Close up of a woman's face on the beach

Human Elements

The world of science is full of facts and figures, but behind the study are the people. In the end, it becomes a question not of how they do science — but why.

A forest garden teaches healing, land stewardship

Stephanie Leon Riedl of the Sts’ailes First Nation cultivates traditional foods to pass on the lessons of the land to future generations.

Stephanie Leon Riedl, environmental strategist Sts’ailes cultivates a forest garden on her Native land. “In my opinion, it’s not a coincidence that somewhere between 80% and 90% of the world’s biodiversity exists on lands in which Indigenous peoples actively are stewarding.”

The forest garden is a community space that grows traditional foods including crabapples, hazelnuts, huckleberries and highbush cranberries. “We’ve got a lot of areas that are identified by our elders as traditional gathering and harvesting spaces,” Riedl says, “places that particular families or individuals have stewarded and continue to steward.” She hopes that this food forest can provide healing for her community and pass on to future generations the lessons of stewardship of the land. “Sometimes you can’t prescribe, how to cultivate a plant necessarily. You just gotta, like, watch it and listen to it and … put your love into it. Have a good heart and mind and be flexible.
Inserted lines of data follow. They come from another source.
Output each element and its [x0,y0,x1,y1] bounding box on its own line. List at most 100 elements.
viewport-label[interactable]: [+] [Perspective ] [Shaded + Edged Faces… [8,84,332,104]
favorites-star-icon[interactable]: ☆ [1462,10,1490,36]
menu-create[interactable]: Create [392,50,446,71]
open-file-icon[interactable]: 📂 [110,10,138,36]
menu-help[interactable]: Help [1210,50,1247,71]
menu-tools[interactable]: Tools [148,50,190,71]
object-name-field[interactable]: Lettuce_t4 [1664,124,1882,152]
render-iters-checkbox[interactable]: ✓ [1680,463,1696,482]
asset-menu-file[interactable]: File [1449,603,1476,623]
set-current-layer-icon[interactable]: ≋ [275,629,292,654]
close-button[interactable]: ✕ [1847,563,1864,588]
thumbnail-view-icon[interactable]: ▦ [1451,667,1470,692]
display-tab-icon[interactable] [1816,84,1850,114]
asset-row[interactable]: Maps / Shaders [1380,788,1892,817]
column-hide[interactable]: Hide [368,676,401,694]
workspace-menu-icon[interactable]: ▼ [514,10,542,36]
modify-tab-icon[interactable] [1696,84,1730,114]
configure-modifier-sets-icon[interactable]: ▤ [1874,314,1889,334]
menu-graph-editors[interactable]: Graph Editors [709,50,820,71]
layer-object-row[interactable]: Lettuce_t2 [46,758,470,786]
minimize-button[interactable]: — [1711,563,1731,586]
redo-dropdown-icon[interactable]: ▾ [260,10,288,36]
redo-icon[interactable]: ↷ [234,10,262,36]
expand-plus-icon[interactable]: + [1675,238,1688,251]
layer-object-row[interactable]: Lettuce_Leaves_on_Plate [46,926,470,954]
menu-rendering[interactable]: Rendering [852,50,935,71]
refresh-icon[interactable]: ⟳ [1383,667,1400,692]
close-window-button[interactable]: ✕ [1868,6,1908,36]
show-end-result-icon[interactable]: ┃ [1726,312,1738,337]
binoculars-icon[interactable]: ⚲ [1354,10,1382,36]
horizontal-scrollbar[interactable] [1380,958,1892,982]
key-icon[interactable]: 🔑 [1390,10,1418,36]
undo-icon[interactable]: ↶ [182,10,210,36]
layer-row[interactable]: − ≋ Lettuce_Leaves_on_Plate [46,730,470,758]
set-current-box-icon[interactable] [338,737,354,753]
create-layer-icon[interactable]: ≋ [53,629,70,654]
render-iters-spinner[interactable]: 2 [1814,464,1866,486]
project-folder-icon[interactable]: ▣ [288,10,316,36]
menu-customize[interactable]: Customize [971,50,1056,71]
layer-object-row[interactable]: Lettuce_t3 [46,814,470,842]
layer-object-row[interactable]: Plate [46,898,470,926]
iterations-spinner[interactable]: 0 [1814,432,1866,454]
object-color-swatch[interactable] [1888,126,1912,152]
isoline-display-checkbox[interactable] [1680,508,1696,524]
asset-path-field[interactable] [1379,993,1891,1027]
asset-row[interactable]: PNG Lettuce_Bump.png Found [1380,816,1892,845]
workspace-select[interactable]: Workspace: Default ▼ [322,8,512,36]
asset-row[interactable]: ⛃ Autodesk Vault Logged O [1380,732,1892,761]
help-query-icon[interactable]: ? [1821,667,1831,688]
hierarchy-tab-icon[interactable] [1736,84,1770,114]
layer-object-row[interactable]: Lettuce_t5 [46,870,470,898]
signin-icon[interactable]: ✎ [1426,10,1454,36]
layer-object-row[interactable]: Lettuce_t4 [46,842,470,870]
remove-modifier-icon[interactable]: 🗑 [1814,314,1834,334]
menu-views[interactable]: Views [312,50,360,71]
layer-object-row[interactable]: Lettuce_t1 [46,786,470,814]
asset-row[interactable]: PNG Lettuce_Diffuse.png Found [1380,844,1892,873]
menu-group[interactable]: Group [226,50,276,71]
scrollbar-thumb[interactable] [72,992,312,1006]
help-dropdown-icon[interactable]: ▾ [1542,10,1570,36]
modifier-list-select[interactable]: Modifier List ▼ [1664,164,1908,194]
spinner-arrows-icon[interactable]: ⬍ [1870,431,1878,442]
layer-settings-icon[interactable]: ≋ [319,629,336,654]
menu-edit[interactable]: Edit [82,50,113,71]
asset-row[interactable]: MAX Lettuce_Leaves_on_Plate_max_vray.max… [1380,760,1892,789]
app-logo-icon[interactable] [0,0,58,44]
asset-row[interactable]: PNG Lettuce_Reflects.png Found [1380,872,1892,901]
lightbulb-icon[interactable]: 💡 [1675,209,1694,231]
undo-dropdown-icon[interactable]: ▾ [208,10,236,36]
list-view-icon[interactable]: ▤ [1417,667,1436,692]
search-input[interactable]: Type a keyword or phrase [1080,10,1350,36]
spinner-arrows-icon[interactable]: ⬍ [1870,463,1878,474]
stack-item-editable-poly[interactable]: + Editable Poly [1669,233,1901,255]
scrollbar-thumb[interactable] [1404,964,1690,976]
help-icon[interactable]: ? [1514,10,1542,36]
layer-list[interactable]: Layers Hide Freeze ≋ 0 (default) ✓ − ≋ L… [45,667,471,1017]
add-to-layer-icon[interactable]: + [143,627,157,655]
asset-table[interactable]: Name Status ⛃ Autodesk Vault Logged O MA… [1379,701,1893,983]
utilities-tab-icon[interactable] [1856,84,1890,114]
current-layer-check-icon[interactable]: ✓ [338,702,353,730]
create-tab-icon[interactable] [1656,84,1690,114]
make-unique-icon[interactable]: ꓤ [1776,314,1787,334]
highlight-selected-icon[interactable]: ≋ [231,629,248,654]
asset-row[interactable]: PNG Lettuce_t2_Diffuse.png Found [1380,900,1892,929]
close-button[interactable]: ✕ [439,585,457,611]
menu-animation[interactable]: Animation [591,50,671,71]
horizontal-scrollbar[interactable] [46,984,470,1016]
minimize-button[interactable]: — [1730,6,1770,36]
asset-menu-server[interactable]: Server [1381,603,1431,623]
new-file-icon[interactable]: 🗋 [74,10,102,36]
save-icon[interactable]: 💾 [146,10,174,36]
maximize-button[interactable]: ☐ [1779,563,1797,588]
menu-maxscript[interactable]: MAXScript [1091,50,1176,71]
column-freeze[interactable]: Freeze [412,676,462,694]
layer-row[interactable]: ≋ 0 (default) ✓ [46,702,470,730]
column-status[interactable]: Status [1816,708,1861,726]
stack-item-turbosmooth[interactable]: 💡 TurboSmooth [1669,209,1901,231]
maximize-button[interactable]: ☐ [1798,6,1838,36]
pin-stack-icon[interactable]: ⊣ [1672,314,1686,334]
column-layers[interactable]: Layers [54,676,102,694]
I feel like that might be the approach that we need to take with climate change and every little bit that we can do to kind of, like, figure it out together.”

Stephanie feels that she’s carrying the torch for the next generation. “It’s our generation’s responsibility to kind of pick that up…and continue carrying it forward to make sure that our ancestors can heal and that future generations can heal,” Riedl said.